In Going In Style, a trio of A-list pensioners decide to rob a bank. But can the film get away with it?
There’s a moment in Zach Braff’s Going In Style where would-be bank robbers Michael Caine, Morgan Freeman and Alan Arkin are watching Dog Day Afternoon on TV. It’s armchair research for them, but for the audience, it’s a wake-up call – as it should be for Braff in a film that has a decent enough idea at its core, but just doesn’t make the most of it.
It’s a story that’s been used before. The original Going In Style was made in 1979, directed by the then 27-year-old Martin Brest and starring veterans Art Carney, George Burns and Lee Strasburg as the lifelong friends who decided to rob a bank. There’s also toe-to-toe parallels with the truly dreadful Golden Years, a British film from last year that had a group of pensioners staging a series of bank heists. It was also one of those films blatantly – and patronisingly – targeted at the so-called grey market.
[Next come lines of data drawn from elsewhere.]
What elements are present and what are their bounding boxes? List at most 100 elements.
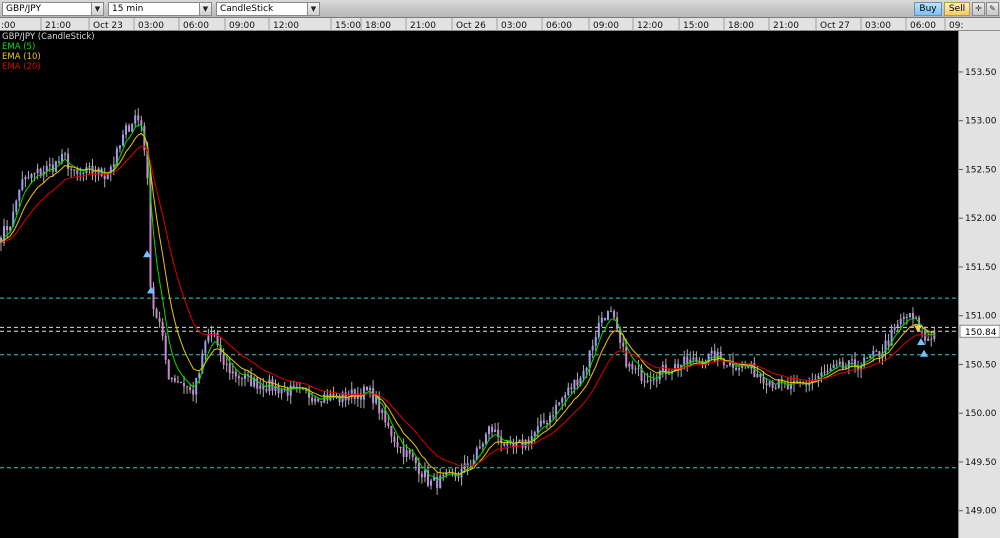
candle-body (838, 361, 841, 365)
candle-body (237, 376, 240, 379)
crosshair-button[interactable]: ✛ (972, 2, 985, 16)
candle-body (27, 177, 30, 179)
chart-style-select[interactable]: CandleStick ▼ (216, 2, 320, 16)
candle-body (15, 200, 18, 212)
candle-body (585, 367, 588, 371)
candle-body (442, 475, 445, 477)
chart-legend: GBP/JPY (CandleStick) EMA (5) EMA (10) E… (2, 32, 95, 72)
candle-body (244, 375, 246, 379)
candle-body (646, 380, 649, 382)
candle-body (399, 446, 402, 448)
candle-body (774, 387, 777, 389)
candle-body (930, 338, 933, 340)
candle-body (481, 443, 484, 447)
candle-body (36, 168, 39, 173)
candle-body (204, 341, 207, 354)
candle-body (582, 370, 585, 378)
candle-body (573, 379, 576, 389)
price-axis-svg: 153.50 153.00 152.50 152.00 151.50 151.00 150.… (959, 68, 1000, 517)
time-axis[interactable]: :00 21:00 Oct 23 03:00 06:00 09:00 12:00 15:00 1… (0, 18, 1000, 31)
candle-body (48, 164, 51, 166)
candle-body (39, 168, 42, 176)
candle-body (311, 397, 314, 402)
candle-body (622, 342, 625, 347)
candle-body (457, 476, 460, 478)
candle-body (420, 473, 423, 478)
candle-body (610, 311, 612, 313)
price-chart[interactable] (0, 31, 958, 538)
candle-body (256, 377, 259, 389)
time-tick-label: 12:00 (273, 21, 299, 31)
candle-body (826, 370, 829, 372)
candle-body (591, 345, 594, 351)
candle-body (317, 398, 320, 402)
candle-body (423, 470, 426, 478)
symbol-select-value: GBP/JPY (6, 4, 41, 14)
candle-body (542, 420, 545, 423)
sell-button[interactable]: Sell (944, 2, 970, 16)
candle-body (491, 426, 494, 433)
candle-body (326, 394, 329, 401)
candle-body (186, 386, 189, 388)
candle-body (594, 336, 597, 346)
timeframe-select[interactable]: 15 min ▼ (108, 2, 212, 16)
candle-body (240, 378, 243, 380)
price-axis[interactable]: 153.50 153.00 152.50 152.00 151.50 151.00 150.… (958, 31, 1000, 538)
candle-body (381, 409, 384, 414)
candle-body (369, 387, 372, 391)
candle-body (683, 356, 686, 365)
time-tick-label: 06:00 (183, 21, 209, 31)
time-tick-label: 12:00 (637, 21, 663, 31)
candle-body (634, 368, 637, 370)
candle-body (710, 350, 713, 354)
legend-ema-5: EMA (5) (2, 42, 36, 52)
candle-body (725, 365, 728, 367)
candle-body (76, 169, 79, 174)
candle-body (869, 355, 872, 359)
candle-body (850, 359, 853, 361)
candle-body (125, 125, 128, 135)
candle-body (643, 380, 646, 382)
candle-body (902, 316, 905, 320)
candle-body (893, 326, 896, 330)
time-tick-label: Oct 27 (820, 21, 850, 31)
candle-body (921, 331, 924, 333)
candle-body (70, 168, 73, 170)
time-tick-label: 15:00 (683, 21, 709, 31)
chevron-down-icon: ▼ (199, 3, 211, 15)
candle-body (908, 313, 911, 318)
candle-body (30, 174, 33, 178)
time-tick-label: 06:00 (546, 21, 572, 31)
candle-body (387, 422, 390, 426)
candle-body (158, 317, 161, 323)
candle-body (606, 311, 609, 320)
candle-body (57, 161, 60, 163)
chevron-down-icon: ▼ (91, 3, 103, 15)
candle-body (576, 379, 579, 386)
candle-body (735, 367, 738, 370)
candle-body (686, 356, 689, 364)
candle-body (6, 226, 9, 231)
candle-body (866, 357, 869, 359)
candle-body (88, 166, 91, 168)
buy-signal-arrow (917, 338, 925, 345)
candle-body (887, 340, 890, 346)
time-tick-label: 09:00 (593, 21, 619, 31)
price-tick-label: 149.50 (965, 458, 997, 468)
candle-body (561, 398, 564, 403)
candle-body (79, 173, 82, 175)
ema-5-line (0, 124, 935, 481)
drawing-tools-button[interactable]: ✎ (986, 2, 999, 16)
candle-body (820, 372, 823, 377)
candle-body (366, 386, 368, 391)
candle-body (289, 385, 292, 396)
buy-button[interactable]: Buy (914, 2, 942, 16)
candle-body (222, 354, 225, 365)
price-tick-label: 153.50 (965, 68, 997, 78)
candle-body (558, 402, 561, 405)
candle-body (64, 153, 67, 155)
symbol-select[interactable]: GBP/JPY ▼ (2, 2, 104, 16)
candle-body (911, 313, 914, 319)
candle-body (536, 426, 539, 433)
candle-body (692, 357, 695, 360)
So was Going In Style worth re-making? In the cold light of day, probably not: it was a slight idea then and it is now. But there are things going for it. The story this time round is that Joe (Caine) is facing foreclosure on his home, where he lives with his daughter and granddaughter. Then the company where he met lifelong friends Willie (Freeman) and Albert (Arkin) closes down and their pension fund is frozen. But Joe has an epiphany when the local bank is robbed. And he decides it’s the way for the three of them to have the lives they’ve worked for and deserve.
The film’s biggest asset is its three stars, all of whom play to their strengths: Caine and his deadpan style, the more laid-back Freeman and Arkin doing his usual grumpy old man schtick, but without the bad language that won him an Oscar. It’s their charm that draws you into the film and keeps you going. True, they could all do this in their sleep, but at least they have the good grace not to look like they’re taking the money and running. They’re also joined by Back To The Future favourite Christopher Lloyd as one of the members of their lodge, re-creating Jim Ignatowski from 70s TV favourite, Taxi, but as a geriatric – all goggle eyes and corkscrew hair.
He provides most of the laughs and there are a few others, including a genuinely funny scene involving mobility scooter – funnier than it sounds! – and running gags such as the waitress at the diner who’s always on the look-out, so to speak. But most of them only raise a smile and, at best, a giggle.
Thankfully, Going In Style manages to avoid patronising its characters and the audience, which means it makes a pleasant, undemanding hour and a half. But it doesn’t do much more than that and, given its cast, does even less to make the most of them.